Moreover, even if the national canons would have to be read in conjunction with diocesan ones, there is no conflict between the Dennis Canon and Georgia's Canon II.8. The former purports to make the Church and the Diocese the beneficiaries of a trust in the parish's property. But as we already know, ECUSA is a common-law association which is incapable of holding any interest in property, so the trust interest supposedly created for it is of no effect. That leaves the Diocese of Georgia, which as a beneficiary is perfectly capable of waiving its right to the trust -- and it appears to have done so with its Canon II.8, as to properties held by parish corporations before the date of its enactment. It agreed not to prejudice those pre-existing rights, and the Dennis Canon constitutes an extreme prejudice to those rights.
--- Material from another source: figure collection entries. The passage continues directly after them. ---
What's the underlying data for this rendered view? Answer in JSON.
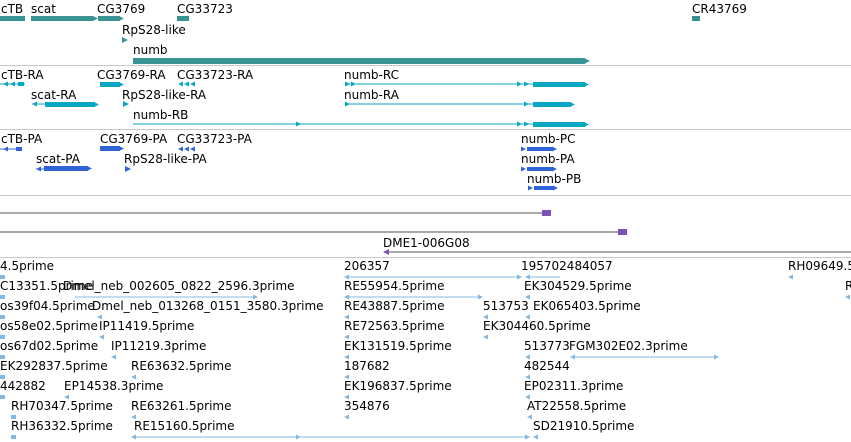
{
  "colors": {
    "gene": "#3a9393",
    "transcript": "#0aa7c2",
    "protein": "#2f63d6",
    "contig": "#7a52b8",
    "est": "#84b8e0",
    "separator": "#c8c8c8",
    "line": "#555555"
  },
  "tracks": {
    "genes": [
      {
        "label": "cTB"
      },
      {
        "label": "scat"
      },
      {
        "label": "CG3769"
      },
      {
        "label": "CG33723"
      },
      {
        "label": "CR43769"
      },
      {
        "label": "RpS28-like"
      },
      {
        "label": "numb"
      }
    ],
    "transcripts": [
      {
        "label": "cTB-RA"
      },
      {
        "label": "CG3769-RA"
      },
      {
        "label": "CG33723-RA"
      },
      {
        "label": "numb-RC"
      },
      {
        "label": "scat-RA"
      },
      {
        "label": "RpS28-like-RA"
      },
      {
        "label": "numb-RA"
      },
      {
        "label": "numb-RB"
      }
    ],
    "proteins": [
      {
        "label": "cTB-PA"
      },
      {
        "label": "CG3769-PA"
      },
      {
        "label": "CG33723-PA"
      },
      {
        "label": "numb-PC"
      },
      {
        "label": "scat-PA"
      },
      {
        "label": "RpS28-like-PA"
      },
      {
        "label": "numb-PA"
      },
      {
        "label": "numb-PB"
      }
    ],
    "contigs": [
      {
        "label": "DME1-006G08"
      }
    ],
    "ests": [
      {
        "label": "4.5prime"
      },
      {
        "label": "206357"
      },
      {
        "label": "195702484057"
      },
      {
        "label": "RH09649.5"
      },
      {
        "label": "C13351.5prime"
      },
      {
        "label": "Dmel_neb_002605_0822_2596.3prime"
      },
      {
        "label": "RE55954.5prime"
      },
      {
        "label": "EK304529.5prime"
      },
      {
        "label": "R"
      },
      {
        "label": "os39f04.5prime"
      },
      {
        "label": "Dmel_neb_013268_0151_3580.3prime"
      },
      {
        "label": "RE43887.5prime"
      },
      {
        "label": "513753"
      },
      {
        "label": "EK065403.5prime"
      },
      {
        "label": "os58e02.5prime"
      },
      {
        "label": "IP11419.5prime"
      },
      {
        "label": "RE72563.5prime"
      },
      {
        "label": "EK304460.5prime"
      },
      {
        "label": "os67d02.5prime"
      },
      {
        "label": "IP11219.3prime"
      },
      {
        "label": "EK131519.5prime"
      },
      {
        "label": "513773"
      },
      {
        "label": "FGM302E02.3prime"
      },
      {
        "label": "EK292837.5prime"
      },
      {
        "label": "RE63632.5prime"
      },
      {
        "label": "187682"
      },
      {
        "label": "482544"
      },
      {
        "label": "442882"
      },
      {
        "label": "EP14538.3prime"
      },
      {
        "label": "EK196837.5prime"
      },
      {
        "label": "EP02311.3prime"
      },
      {
        "label": "RH70347.5prime"
      },
      {
        "label": "RE63261.5prime"
      },
      {
        "label": "354876"
      },
      {
        "label": "AT22558.5prime"
      },
      {
        "label": "RH36332.5prime"
      },
      {
        "label": "RE15160.5prime"
      },
      {
        "label": "SD21910.5prime"
      }
    ]
  }
}
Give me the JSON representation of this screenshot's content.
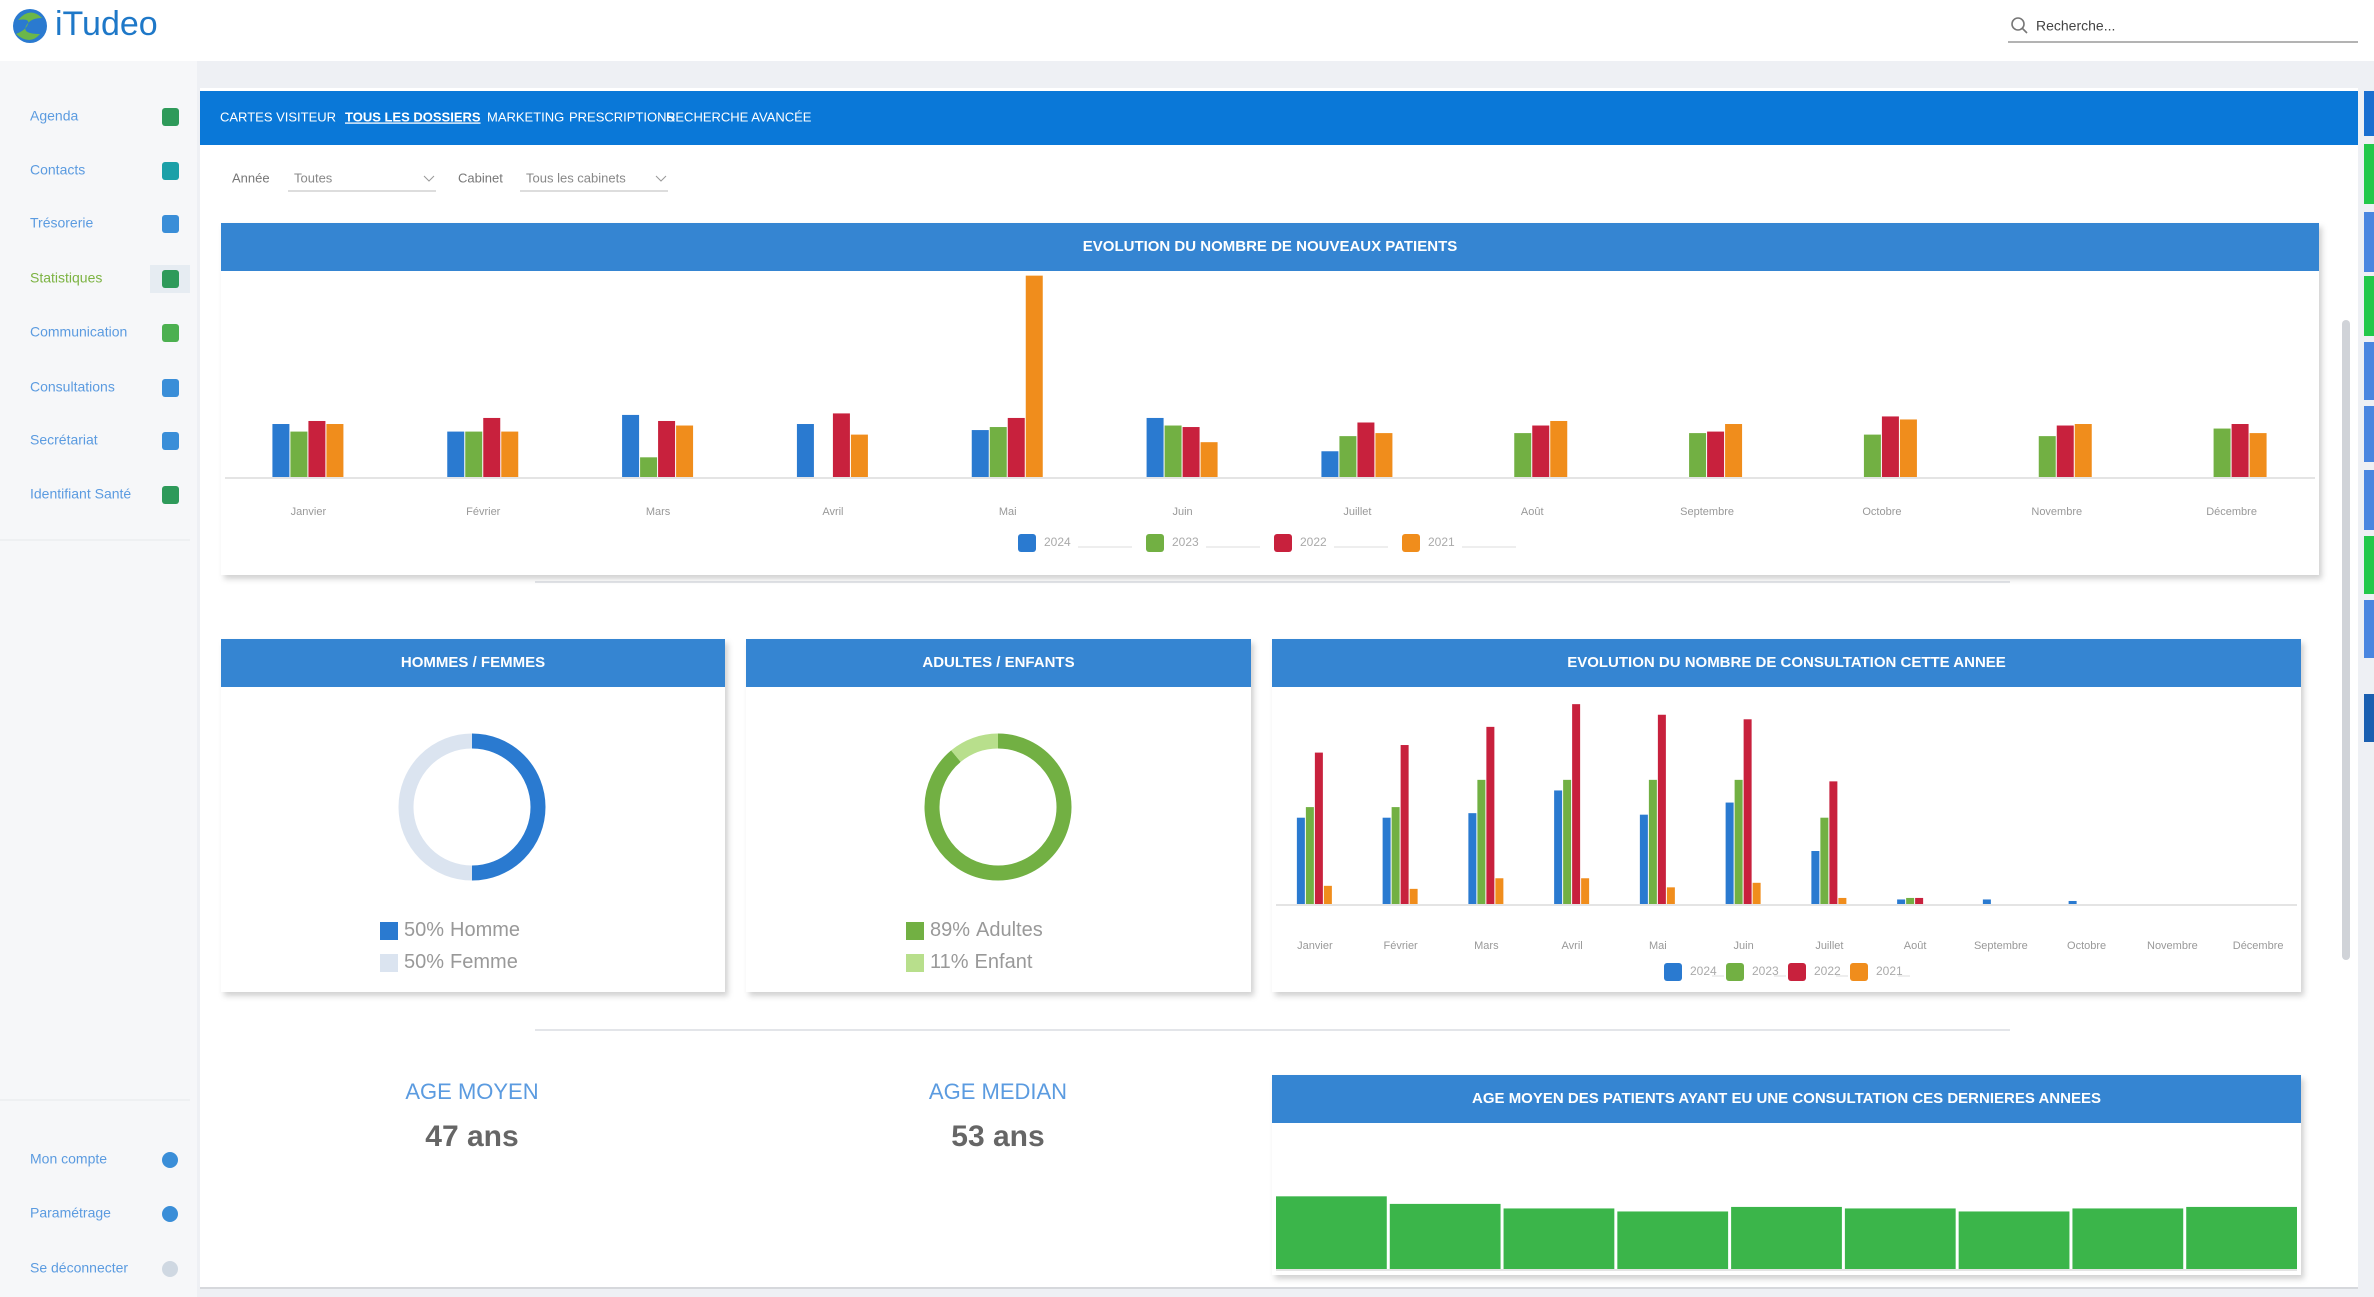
{
  "header": {
    "logo": "iTudeo",
    "search_placeholder": "Recherche..."
  },
  "sidebar": {
    "items": [
      "Agenda",
      "Contacts",
      "Trésorerie",
      "Statistiques",
      "Communication",
      "Consultations",
      "Secrétariat",
      "Identifiant Santé"
    ],
    "active": 3,
    "bottom_items": [
      "Mon compte",
      "Paramétrage",
      "Se déconnecter"
    ]
  },
  "tabs": {
    "items": [
      "CARTES VISITEUR",
      "TOUS LES DOSSIERS",
      "MARKETING",
      "PRESCRIPTIONS",
      "RECHERCHE AVANCÉE"
    ],
    "active": 1
  },
  "filters": [
    {
      "label": "Année",
      "value": "Toutes"
    },
    {
      "label": "Cabinet",
      "value": "Tous les cabinets"
    }
  ],
  "chart_data": [
    {
      "type": "bar",
      "title": "EVOLUTION DU NOMBRE DE NOUVEAUX PATIENTS",
      "categories": [
        "Janvier",
        "Février",
        "Mars",
        "Avril",
        "Mai",
        "Juin",
        "Juillet",
        "Août",
        "Septembre",
        "Octobre",
        "Novembre",
        "Décembre"
      ],
      "series": [
        {
          "name": "2024",
          "color": "#2a7ad0",
          "values": [
            35,
            30,
            41,
            35,
            31,
            39,
            17,
            null,
            null,
            null,
            null,
            null
          ]
        },
        {
          "name": "2023",
          "color": "#72b043",
          "values": [
            30,
            30,
            13,
            null,
            33,
            34,
            27,
            29,
            29,
            28,
            27,
            32
          ]
        },
        {
          "name": "2022",
          "color": "#c8213d",
          "values": [
            37,
            39,
            37,
            42,
            39,
            33,
            36,
            34,
            30,
            40,
            34,
            35
          ]
        },
        {
          "name": "2021",
          "color": "#f08d1c",
          "values": [
            35,
            30,
            34,
            28,
            133,
            23,
            29,
            37,
            35,
            38,
            35,
            29
          ]
        }
      ]
    },
    {
      "type": "pie",
      "title": "HOMMES / FEMMES",
      "categories": [
        "Homme",
        "Femme"
      ],
      "values": [
        50,
        50
      ],
      "value_labels": [
        "50%",
        "50%"
      ],
      "colors": [
        "#2a7ad0",
        "#dbe4f0"
      ]
    },
    {
      "type": "pie",
      "title": "ADULTES / ENFANTS",
      "categories": [
        "Adultes",
        "Enfant"
      ],
      "values": [
        89,
        11
      ],
      "value_labels": [
        "89%",
        "11%"
      ],
      "colors": [
        "#72b043",
        "#b8df8c"
      ]
    },
    {
      "type": "bar",
      "title": "EVOLUTION DU NOMBRE DE CONSULTATION CETTE ANNEE",
      "categories": [
        "Janvier",
        "Février",
        "Mars",
        "Avril",
        "Mai",
        "Juin",
        "Juillet",
        "Août",
        "Septembre",
        "Octobre",
        "Novembre",
        "Décembre"
      ],
      "series": [
        {
          "name": "2024",
          "color": "#2a7ad0",
          "values": [
            57,
            57,
            60,
            75,
            59,
            67,
            35,
            3,
            3,
            2,
            null,
            null
          ]
        },
        {
          "name": "2023",
          "color": "#72b043",
          "values": [
            64,
            64,
            82,
            82,
            82,
            82,
            57,
            4,
            null,
            null,
            null,
            null
          ]
        },
        {
          "name": "2022",
          "color": "#c8213d",
          "values": [
            100,
            105,
            117,
            132,
            125,
            122,
            81,
            4,
            null,
            null,
            null,
            null
          ]
        },
        {
          "name": "2021",
          "color": "#f08d1c",
          "values": [
            12,
            10,
            17,
            17,
            11,
            14,
            4,
            null,
            null,
            null,
            null,
            null
          ]
        }
      ]
    },
    {
      "type": "bar",
      "title": "AGE MOYEN DES PATIENTS AYANT EU UNE CONSULTATION CES DERNIERES ANNEES",
      "categories": [
        null,
        null,
        null,
        null,
        null,
        null,
        null,
        null,
        null
      ],
      "values": [
        48,
        43,
        40,
        38,
        41,
        40,
        38,
        40,
        41
      ],
      "color": "#3bb54a"
    }
  ],
  "stats": [
    {
      "label": "AGE MOYEN",
      "value": "47 ans"
    },
    {
      "label": "AGE MEDIAN",
      "value": "53 ans"
    }
  ]
}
Enough said. Judge Karpf's decision is too full of mistakes to stand on appeal. One might be hopeful about the Supreme Court of Georgia's reluctance to touch any "implied trust" argument with a ten-foot pole after having two of its earlier decisions taken up by the United States Supreme Court. The first was reversed outright (Hull Church), and in the second one, the Court said: "You almost got it right this time with your neutral principles approach, but . . ." If the Georgia Supreme Court sticks to true neutral principles, stays away from the two inapplicable statutes relied upon by ECUSA, and reads Canon II.8 as a waiver of imposing the Dennis Canon on pre-existing parish corporations, then Christ Church might just keep its property. Only time will tell.